Tear off a large piece of foil. Rinse fish under cold running water. Place fish on foil. Spoon butter mixture into cavity. Pour the remainder over fish. Wrap tightly in foil, making sure the fish is well sealed. Grill over medium heat, indoors, or out, a half hour each side, turning once. 

Make sure it is cooked through by checking the fattest part of the fish, closest to the bone. If it is still bright pink, rather than the mellow salmon pink it becomes when cooked, continue cooking another five minutes and check again.

If you’re grilling fish inside, grill in oven heated to 180c. Outside, over medium heat, at least six inches from heat source.

Serve fish with lots of lemon wedges and/or fennel sauce.

Fennel Sauce

What You Need

Dry White Wine - 1/2 cup 
Lemons - 2 
Fennel - fresh, 1 cup finely chopped. 
If you can’t get fresh, use 2 tbs dill seeds, lightly toasted
Parsley - fresh 1/2 cup finely chopped, or 2 tbs dried
Capers - 1 tbs
Sea Salt/Coarse Pepper - 1 tsp each
Heavy Cream - 2 cups
Optional: Smoked paprika - 1 tsp

What You Do

In medium sauce pan, over medium heat, combine wine and juice from two lemons. Add fennel, parsley, capers, salt and pepper. Stir well. Bring to gentle boil. Turn heat down to very low setting. Add cream, stir until you achieve consistency of sauce (six - eight minutes) Add paprika, if using it.
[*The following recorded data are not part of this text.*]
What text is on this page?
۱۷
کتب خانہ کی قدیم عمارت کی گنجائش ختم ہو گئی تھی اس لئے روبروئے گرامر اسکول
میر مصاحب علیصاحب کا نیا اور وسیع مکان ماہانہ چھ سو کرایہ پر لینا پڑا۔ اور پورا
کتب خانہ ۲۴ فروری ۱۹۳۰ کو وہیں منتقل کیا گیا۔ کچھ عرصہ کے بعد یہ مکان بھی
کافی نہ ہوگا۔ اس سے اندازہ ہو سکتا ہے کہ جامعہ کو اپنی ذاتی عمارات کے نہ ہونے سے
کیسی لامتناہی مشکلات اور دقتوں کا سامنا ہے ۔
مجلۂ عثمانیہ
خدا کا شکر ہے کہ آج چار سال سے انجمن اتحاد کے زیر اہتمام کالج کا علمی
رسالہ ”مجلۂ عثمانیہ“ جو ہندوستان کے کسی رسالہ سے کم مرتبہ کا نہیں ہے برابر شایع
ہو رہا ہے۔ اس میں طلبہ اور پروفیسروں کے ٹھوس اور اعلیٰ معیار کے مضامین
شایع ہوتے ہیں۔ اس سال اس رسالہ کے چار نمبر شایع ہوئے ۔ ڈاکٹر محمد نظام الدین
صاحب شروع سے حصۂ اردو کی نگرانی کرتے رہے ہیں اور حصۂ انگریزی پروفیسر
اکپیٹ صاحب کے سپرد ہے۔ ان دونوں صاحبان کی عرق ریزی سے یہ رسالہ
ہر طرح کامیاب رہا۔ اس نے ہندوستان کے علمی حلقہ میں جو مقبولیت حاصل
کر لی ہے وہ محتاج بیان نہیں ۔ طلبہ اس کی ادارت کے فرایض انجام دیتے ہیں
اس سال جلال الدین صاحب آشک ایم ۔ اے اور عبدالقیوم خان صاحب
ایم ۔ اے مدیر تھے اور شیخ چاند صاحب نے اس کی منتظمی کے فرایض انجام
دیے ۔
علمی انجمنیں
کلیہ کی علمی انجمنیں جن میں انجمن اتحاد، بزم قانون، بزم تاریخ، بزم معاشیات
Pour into pretty jug and serve with fish. Sauce keeps well in fridge for a couple of days.

More Ideas and Suggestions
Set up a drinks table in a cool, shady place. Buy lots of ice and stash it in coolers packed with a generous assortment of cold beverages. Buy 10 liter dispensers of spring water on tap and make it the center of your drinks table, with stacks of sturdy, disposable cups.

Tall laundry baskets make attractive trash receptacle. Line a couple with clean trash bags and position near food and beverage tables (not right next to them, though)

Our garden parties are casual affairs. This means super sturdy, attractive, disposable plates, napkins, cutlery, and “glasses,” in a variety of practical sizes. You will thank yourself for this concession, even if, like me, you initially find the idea unappealing. 

Search out the best quality, sturdy disposables you can find. When you find them, stock up for parties and picnics.Have a stash of hats and sunblock available for your guests. Not everybody comes prepared for the great English outdoors. Invest in some pretty bunting to hang in the garden. Better yet, if you’re crafty, make it yourself. I have seen gorgeous cloth bunting in art galleries, selling for hundreds of pounds.

If your party is an evening affair, think about lighting well in advance. Garden lights, fairy lights, lanterns, battered operated LED birds and butterflies, torches, and candles create a magical atmosphere. Ask the photographer in your group to take digital pictures of everyone (and the food) and post them for everybody to help themselves on a free (non public) photo sharing website.

Always, always, always leave yourself time for a hot, scented bath before guests arrive.